Resumen de Seguimiento de la respuesta inmune generada tras la administración de varias proteínas de Leishmania infantum en ratones BALB/c. Análisis de la diversidad generada en el repertorio CDR3 y su relación con la inmunización y el desarrollo de la patología inducida por Leishmania

Lina Jimena Cortés Salinas

• Cutaneous leishmaniasis is a common tropical disease and at present it is considered a worldwide health problem. As deduced from a large number of publications the understanding of the components involved in susceptibility or disease control has substantially increased. They have provided, moreover, clues to design effective vaccines against this fastidious pathogen. Until now a large number of vaccines have been tested. Although some of them can generate a robust response to control the disease in animal models, only one is in phase 1 trial in humans. Thus, further research is needed to have a deeper understanding of the infection and the disease. The use of vaccine subunits composed by characterized antigens could be an effective solution to control Leishmaniasis. Actually there is no vaccine developed for humans. Therefore intense studies in heterologous system are crucial to understand the mechanisms of the immune response against the pathogen.

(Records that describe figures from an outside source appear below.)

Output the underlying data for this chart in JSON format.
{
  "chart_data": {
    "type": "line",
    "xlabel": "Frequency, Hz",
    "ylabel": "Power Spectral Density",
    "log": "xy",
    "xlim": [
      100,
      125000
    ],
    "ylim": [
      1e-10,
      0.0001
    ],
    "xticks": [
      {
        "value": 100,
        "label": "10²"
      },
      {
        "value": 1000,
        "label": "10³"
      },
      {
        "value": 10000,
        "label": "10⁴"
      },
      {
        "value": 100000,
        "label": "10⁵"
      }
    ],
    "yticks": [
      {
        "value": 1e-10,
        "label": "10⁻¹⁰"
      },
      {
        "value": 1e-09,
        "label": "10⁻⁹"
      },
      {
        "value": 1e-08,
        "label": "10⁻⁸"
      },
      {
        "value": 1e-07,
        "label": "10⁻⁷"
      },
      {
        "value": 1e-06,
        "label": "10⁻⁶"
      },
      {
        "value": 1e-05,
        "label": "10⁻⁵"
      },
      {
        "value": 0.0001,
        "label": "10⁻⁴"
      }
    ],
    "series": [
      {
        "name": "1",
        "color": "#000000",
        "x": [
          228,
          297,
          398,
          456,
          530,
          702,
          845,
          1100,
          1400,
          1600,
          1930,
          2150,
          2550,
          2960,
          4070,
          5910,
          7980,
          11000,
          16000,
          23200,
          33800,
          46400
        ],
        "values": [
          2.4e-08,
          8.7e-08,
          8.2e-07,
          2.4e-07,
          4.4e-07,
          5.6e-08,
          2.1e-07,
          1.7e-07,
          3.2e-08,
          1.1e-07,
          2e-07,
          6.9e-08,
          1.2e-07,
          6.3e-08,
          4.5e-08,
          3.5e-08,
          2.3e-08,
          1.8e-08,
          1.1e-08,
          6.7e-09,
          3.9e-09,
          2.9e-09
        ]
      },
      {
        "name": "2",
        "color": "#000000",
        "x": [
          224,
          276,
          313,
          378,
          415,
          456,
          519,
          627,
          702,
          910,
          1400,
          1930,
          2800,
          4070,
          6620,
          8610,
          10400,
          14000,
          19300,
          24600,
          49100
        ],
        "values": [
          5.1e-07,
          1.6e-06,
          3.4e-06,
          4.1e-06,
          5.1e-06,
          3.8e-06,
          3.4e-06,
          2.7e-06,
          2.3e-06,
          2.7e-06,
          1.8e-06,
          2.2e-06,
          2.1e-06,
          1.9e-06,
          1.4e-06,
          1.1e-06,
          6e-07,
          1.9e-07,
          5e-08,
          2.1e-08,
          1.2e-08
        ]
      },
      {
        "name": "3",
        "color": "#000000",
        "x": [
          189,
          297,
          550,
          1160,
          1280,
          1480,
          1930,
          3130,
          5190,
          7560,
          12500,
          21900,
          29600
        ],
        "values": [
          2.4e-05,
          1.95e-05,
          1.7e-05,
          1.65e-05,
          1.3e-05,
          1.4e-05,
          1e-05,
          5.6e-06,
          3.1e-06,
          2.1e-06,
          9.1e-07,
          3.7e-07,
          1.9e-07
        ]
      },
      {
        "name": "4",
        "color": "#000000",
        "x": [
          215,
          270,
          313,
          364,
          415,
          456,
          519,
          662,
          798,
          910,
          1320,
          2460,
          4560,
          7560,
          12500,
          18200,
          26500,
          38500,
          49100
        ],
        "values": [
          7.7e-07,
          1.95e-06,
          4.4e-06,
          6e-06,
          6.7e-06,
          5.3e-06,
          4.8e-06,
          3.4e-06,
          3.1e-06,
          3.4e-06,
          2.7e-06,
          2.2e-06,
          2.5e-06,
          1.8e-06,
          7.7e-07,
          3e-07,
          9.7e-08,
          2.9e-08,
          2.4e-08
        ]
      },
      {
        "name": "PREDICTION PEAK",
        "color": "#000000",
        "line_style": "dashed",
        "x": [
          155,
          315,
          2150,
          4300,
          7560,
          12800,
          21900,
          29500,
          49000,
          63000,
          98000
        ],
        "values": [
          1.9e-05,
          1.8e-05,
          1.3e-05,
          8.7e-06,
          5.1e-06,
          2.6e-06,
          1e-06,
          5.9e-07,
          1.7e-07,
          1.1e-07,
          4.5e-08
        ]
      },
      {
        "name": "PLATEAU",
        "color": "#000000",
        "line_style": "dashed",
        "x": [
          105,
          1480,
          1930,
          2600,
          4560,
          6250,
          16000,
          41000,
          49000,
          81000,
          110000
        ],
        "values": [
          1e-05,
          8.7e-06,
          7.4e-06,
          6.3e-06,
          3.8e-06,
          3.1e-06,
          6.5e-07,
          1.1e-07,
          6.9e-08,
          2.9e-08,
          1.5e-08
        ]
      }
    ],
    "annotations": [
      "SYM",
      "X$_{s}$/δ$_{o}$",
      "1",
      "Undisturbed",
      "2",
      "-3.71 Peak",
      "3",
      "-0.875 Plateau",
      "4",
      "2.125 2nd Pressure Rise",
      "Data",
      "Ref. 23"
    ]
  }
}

  In the present work the protective and immunogenic capacity of the Q Protein was evaluated in a L. major-susceptible BALB/c mouse model. The Protein Q is a molecule formed by the genetic fusion of fragments from the acidic ribosomal proteins LiP2a, LiP2b and LiP0 and the histone H2A (Soto, Requena et al. 1998). Due to the importance of the formulations for the effectiveness of any vaccine or pharmacological agent five different presentations of Q were used to inoculate the animals. The cellular response was evaluated measuring the expression levels of cytokine involved in Th1 or Th2 responses. Moreover, the production of different antibodies types (IgM, IgG, IgG1 and IgG2a) was used to determine the humoral response against the Q protein and its components, individually. All tested formulations induce a mixed Th1/Th2 response characterized by INF-¿, IL-10 e IL-13 expression combined with production of IgG1 and IgG2 antibodies. At the same time, we found that the immunogenic potential of the chimeric Q Protein was mainly due, in our assays, to the LiP2a and LiP2b determinants.

  Another relevant approach of this work was the analysis of the diversity of the TCR repertoire triggered after the immunization with Q as a recombinant protein and as a DNA vaccine. Here, we analyzed the TCRVß repertoire by complementarity-determining region 3 (CDR3) length spectratyping. After the stimulation with the Q protein, the mice inoculated with the pcDNA3Q (DNA vaccine) showed significant differences in the TCR repertoire relative to the mice inoculated with the Q recombinant protein. T Vß9, Vß12, Vß16 and Vß18 were the populations that mostly varied in this TCR-analysis comparison.

  After the evaluation of the humoral and cellular responses against the Q, we challenge the mice inoculated with the five different formulations using L. major parasites as the infection agent. Only two out of the five formulations tested generated a delay in the appearance of the footpad inflammation. Interestingly, this delay was only observed in 50% of the infected animals. The infected animals generated mixed Th1/Th2 responses against SLA. However when the spleen cells of these animals were stimulated with SLA they produced INF-¿ and iNOS.

  The TCR repertoire was also evaluated in the challenged animals. Similarities in the spectratype profiles were found in the mice that showed a delay in the development of footpad inflammation. Splenocytes of the infected animals stimulated with the Q protein presented changes in the same families (Vß9, Vß12, Vß16 and Vß18) that the animals that had been immunized but not challenged. Animals in which a delay in footpad inflammation was not detected showed significant differences in the T Vß2 and Vß12 families relative to the animals in which such delay was not observed, suggesting that these populations may be involved in the protective response against L. major.

  Soto, M., J. M. Requena, et al. (1998). "Multicomponent chimeric antigen for serodiagnosis of canine visceral leishmaniasis." J Clin Microbiol 36(1): 58-63.